The German captain of a migrant rescue ship operating in the Mediterranean Sea has had his conviction overturned by a Maltese appeals court.
Claus-Peter Reisch had been found guilty in May of not having his ship registration in order and entering Maltese waters without a permit.
But the Court of Criminal Appeal on Tuesday ruled that Reisch did not have the specific criminal intent to break the law and overturned the original judgement – revoking the 10,000 euros ($11,200) fine.
The Mission Lifeline vessel had been carrying 234 migrants in June 2018 when it entered Maltese waters.
The rescue, one of many involving private ships belonging to or chartered by aid groups, had caused an international dispute as European countries dithered over what to do with the would-be refugees.
Eventually, the vessel was allowed to dock in Malta and the migrants were distributed among EU states.

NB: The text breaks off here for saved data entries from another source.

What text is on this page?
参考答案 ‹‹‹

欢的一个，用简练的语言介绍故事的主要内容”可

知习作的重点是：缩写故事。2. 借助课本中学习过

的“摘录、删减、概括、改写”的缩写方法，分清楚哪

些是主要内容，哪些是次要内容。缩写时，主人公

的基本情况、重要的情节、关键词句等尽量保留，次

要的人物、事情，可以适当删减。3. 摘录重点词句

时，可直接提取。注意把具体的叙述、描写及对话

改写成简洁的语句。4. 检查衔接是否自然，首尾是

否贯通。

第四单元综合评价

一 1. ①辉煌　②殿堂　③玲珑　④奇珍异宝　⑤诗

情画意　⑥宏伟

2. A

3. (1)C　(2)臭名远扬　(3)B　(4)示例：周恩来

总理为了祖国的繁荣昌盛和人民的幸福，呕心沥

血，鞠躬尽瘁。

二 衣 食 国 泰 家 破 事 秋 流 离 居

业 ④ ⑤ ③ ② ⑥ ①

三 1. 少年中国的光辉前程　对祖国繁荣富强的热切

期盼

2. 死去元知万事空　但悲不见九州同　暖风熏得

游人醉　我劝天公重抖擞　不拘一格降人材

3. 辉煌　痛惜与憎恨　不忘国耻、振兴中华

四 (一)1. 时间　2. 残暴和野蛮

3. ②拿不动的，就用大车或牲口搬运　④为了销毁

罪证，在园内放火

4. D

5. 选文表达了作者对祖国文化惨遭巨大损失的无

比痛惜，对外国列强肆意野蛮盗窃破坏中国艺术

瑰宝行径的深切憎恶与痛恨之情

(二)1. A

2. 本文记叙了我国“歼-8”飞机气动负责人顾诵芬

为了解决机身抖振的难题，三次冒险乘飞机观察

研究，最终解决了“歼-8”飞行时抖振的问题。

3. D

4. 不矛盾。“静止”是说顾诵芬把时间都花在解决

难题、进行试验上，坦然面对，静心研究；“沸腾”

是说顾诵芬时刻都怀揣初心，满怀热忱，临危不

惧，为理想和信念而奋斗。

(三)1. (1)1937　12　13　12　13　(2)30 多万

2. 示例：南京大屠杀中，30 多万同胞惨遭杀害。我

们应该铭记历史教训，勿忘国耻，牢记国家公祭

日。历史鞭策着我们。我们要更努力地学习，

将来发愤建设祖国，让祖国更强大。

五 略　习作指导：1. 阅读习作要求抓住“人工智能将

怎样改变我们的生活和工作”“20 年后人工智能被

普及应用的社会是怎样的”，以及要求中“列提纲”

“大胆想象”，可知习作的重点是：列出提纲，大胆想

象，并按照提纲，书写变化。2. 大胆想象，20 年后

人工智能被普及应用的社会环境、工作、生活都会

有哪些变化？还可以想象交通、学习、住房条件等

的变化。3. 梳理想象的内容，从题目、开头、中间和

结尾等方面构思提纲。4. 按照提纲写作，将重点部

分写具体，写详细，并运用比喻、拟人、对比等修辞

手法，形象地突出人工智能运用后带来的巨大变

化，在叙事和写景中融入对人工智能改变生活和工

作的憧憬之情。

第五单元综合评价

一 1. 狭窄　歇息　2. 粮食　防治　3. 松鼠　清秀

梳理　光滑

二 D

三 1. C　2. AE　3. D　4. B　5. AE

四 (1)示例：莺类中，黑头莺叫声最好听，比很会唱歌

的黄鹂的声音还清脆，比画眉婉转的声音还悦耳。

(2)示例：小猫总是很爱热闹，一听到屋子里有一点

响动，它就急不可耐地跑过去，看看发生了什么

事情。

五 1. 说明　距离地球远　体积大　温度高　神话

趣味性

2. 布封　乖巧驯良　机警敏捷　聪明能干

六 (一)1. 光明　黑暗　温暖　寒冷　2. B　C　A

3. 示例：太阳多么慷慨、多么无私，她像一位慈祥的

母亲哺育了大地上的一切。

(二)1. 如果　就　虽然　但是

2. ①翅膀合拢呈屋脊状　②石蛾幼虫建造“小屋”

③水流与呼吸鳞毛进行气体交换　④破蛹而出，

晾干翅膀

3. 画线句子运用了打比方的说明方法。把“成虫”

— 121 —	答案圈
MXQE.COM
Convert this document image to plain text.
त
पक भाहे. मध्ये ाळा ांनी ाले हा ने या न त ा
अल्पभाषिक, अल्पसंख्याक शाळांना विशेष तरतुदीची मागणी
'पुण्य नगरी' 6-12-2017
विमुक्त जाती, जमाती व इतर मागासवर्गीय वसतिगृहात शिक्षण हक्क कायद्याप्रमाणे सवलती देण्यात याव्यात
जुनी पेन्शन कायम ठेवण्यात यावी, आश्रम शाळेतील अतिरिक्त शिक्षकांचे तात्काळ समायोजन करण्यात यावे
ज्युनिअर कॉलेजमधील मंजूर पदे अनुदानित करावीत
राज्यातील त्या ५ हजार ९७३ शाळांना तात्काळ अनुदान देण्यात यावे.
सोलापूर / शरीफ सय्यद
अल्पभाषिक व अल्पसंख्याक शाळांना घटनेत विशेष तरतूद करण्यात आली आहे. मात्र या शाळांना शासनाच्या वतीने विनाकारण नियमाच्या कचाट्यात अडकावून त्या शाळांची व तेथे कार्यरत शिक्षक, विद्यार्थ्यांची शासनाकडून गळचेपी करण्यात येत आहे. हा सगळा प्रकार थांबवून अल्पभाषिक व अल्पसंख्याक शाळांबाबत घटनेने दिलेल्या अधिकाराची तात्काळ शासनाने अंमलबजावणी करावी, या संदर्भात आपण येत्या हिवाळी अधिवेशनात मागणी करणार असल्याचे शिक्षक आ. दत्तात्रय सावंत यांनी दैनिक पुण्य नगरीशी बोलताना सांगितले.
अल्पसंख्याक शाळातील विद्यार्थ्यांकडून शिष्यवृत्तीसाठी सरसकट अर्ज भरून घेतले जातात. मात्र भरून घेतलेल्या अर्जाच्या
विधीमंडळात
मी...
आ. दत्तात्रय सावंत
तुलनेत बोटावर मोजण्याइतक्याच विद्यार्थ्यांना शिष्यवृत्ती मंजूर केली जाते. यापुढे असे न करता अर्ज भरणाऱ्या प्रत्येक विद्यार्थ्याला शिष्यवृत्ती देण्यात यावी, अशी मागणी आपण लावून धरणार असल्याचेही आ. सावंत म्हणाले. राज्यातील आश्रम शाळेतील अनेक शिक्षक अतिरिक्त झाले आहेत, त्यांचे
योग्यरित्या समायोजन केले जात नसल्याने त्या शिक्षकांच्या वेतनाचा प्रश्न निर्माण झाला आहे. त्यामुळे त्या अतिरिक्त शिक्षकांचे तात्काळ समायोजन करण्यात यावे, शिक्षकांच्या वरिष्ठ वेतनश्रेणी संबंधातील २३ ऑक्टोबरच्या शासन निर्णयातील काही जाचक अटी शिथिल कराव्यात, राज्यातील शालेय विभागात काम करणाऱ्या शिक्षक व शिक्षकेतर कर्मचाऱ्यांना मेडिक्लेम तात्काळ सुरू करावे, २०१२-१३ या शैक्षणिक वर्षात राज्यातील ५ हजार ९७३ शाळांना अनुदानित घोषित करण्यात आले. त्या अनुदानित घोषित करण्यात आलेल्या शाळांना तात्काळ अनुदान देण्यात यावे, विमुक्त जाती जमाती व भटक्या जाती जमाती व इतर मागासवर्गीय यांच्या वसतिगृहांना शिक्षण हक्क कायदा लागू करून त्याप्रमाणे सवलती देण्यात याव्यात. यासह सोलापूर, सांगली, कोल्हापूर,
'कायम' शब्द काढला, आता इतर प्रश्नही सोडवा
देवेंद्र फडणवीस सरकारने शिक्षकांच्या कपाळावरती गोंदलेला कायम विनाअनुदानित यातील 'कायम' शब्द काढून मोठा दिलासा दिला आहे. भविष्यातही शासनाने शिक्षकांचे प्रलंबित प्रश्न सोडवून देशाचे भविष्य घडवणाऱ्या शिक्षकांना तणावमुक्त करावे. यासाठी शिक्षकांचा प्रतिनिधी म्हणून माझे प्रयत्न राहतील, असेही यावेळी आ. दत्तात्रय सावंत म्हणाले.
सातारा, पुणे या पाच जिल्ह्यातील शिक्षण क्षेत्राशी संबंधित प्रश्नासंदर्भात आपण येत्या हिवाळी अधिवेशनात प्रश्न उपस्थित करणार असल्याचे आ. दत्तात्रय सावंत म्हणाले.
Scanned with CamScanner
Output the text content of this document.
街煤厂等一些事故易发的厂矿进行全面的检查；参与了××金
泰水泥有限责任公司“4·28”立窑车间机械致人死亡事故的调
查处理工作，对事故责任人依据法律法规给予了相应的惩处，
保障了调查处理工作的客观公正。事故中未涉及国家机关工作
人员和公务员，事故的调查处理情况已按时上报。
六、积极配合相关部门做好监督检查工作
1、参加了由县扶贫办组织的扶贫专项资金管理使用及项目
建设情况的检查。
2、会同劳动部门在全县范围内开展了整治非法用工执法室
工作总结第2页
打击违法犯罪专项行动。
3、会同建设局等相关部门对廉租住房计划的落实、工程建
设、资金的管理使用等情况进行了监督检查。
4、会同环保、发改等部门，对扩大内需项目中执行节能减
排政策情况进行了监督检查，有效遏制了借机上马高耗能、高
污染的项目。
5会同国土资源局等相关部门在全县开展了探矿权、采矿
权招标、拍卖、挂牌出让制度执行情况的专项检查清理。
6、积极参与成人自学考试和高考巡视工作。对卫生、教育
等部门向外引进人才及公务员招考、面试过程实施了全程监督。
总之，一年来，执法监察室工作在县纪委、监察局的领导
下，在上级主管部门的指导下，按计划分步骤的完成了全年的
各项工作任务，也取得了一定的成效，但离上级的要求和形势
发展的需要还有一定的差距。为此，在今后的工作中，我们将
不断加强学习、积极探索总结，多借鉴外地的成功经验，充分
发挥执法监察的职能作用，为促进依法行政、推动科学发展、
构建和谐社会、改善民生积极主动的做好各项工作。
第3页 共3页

The ship, however, was impounded, but Mission Lifeline spokesman Axel Steier said now the case was over, the aid group could get it back.
“We are very relieved and happy. Now we know that we did everything right,” Steier said in a statement.
For his part, Reisch tweeted: “Wow, incredible … I won.”
Mission Lifeline has acquired a new vessel that is being outfitted in Germany and plans to resume its rescues in the spring, Steier said. He said the group could no longer use the original ship because no country would offer its flag for its registration under “acceptable conditions”.
Steier told The Associated Press news agency the verdict sent a message that rescuing migrants is “not a criminal thing, it’s a duty”.